On June 20, 2011, Oakland County sued Fannie Mae and Freddie Mac, alleging that they failed to pay transfer taxes for transactions in which they were the grantors of real property. Oakland County later amended its complaint to add the FHFA, which had intervened in the Oakland County action, as a defendant. On November 10, 2011, in a separate action, Genesee County filed a class action lawsuit against the federal entities on behalf of itself and all Michigan counties similarly situated.
Specifically, the county taxing authorities alleged that while Congress expressly exempted all three defendants from “all [state and local] taxation” ( See, 12 U.S.C. § 1723a(c)(2) for Fannie Mae; 12 U.S.C. § 1452(e) for Freddie Mac; and 12 U.S.C. § 4617(j)(2) for FHFA.), it did not intend to exempt them from real estate transfer taxes. The Michigan State Real Estate Transfer Tax, MCL § 207.521, et seq., and the Michigan County Real Estate Transfer Tax, MCL § 207.501, et seq. impose a tax when a deed or other instrument of conveyance is recorded during the transfer of real property.

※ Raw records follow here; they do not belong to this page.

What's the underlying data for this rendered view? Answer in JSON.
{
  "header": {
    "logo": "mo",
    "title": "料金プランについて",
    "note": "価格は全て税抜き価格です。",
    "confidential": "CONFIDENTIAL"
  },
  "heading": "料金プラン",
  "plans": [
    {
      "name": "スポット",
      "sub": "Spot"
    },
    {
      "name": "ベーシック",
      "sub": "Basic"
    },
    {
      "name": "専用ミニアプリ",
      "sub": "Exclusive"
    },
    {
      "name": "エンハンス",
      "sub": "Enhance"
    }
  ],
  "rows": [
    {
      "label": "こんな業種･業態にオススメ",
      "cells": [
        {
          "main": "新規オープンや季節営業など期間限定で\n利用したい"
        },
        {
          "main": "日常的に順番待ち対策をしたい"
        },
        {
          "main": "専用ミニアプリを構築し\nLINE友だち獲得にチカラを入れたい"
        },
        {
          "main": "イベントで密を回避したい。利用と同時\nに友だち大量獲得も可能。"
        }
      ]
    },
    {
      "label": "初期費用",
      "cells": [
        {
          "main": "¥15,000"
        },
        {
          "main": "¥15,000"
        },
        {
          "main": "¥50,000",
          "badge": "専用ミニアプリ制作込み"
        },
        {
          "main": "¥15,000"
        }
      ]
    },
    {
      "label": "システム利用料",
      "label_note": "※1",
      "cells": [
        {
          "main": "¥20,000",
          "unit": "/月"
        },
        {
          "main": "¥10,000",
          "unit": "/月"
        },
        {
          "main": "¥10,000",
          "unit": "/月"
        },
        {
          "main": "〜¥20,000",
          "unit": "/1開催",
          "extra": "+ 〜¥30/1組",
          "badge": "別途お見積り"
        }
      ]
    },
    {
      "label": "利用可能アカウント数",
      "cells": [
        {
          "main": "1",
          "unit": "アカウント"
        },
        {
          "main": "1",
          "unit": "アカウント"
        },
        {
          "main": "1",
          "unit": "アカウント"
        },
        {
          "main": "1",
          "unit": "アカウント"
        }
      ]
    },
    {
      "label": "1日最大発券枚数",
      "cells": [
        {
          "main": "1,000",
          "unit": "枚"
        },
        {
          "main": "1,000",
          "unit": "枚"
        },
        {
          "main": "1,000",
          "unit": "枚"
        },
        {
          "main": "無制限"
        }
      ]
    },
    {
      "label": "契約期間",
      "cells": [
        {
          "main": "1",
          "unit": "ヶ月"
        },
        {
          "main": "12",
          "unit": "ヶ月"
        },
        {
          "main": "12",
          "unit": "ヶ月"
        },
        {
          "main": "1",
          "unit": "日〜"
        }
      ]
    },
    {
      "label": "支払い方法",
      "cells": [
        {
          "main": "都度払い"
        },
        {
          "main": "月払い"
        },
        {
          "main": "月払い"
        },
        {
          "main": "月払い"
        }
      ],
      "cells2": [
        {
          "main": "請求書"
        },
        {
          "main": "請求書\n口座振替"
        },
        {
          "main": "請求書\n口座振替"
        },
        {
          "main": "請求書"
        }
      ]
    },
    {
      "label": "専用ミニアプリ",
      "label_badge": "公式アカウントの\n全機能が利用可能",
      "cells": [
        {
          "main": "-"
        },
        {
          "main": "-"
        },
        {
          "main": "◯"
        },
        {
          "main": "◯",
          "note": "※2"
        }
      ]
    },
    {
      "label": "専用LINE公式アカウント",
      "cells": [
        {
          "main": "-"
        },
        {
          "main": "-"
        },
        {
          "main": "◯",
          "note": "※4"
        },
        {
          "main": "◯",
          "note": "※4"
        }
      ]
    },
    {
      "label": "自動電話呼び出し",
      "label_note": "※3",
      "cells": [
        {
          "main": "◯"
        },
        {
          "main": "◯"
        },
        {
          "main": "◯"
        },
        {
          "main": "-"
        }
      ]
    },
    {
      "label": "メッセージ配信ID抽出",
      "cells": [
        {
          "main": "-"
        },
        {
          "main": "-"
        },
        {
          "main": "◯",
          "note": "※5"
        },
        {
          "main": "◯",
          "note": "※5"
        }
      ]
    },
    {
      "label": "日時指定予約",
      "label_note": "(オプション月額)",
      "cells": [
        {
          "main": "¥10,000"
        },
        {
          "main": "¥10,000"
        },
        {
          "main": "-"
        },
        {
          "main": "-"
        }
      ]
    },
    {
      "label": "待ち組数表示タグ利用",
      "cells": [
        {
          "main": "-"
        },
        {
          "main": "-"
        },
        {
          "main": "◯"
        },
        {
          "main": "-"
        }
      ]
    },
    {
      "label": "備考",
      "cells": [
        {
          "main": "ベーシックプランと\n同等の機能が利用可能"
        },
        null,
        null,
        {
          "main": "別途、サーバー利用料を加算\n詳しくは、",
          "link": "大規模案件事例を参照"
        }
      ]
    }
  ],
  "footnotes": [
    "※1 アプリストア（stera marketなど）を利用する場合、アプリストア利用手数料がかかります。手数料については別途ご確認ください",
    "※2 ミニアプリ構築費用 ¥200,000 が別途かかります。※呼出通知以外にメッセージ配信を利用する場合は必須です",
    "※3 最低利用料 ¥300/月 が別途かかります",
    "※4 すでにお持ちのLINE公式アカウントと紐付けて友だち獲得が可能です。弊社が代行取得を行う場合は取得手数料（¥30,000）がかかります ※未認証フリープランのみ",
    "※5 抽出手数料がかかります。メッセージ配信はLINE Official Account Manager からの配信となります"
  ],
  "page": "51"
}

In making its ruling, the Sixth Circuit used a common sense interpretation of the “all taxation” language and held that the “all taxation” exemptions encompassed real estate transfer taxes. “… [A] straightforward reading of the statute leads to the unremarkable conclusion that when Congress said ‘all taxation,’ it meant all taxation.” Additionally, the Sixth Circuit noted, “In granting each of the defendants’ an exemption, Congress explicitly created a carve-out from the ‘all taxation’ language by permitting taxes on real property. But Congress did not provide a similar carve out for the type of transfer taxes … here.” Presently, it appears that Oakland County will try to petition the U.S. Supreme Court for a writ of certiorari.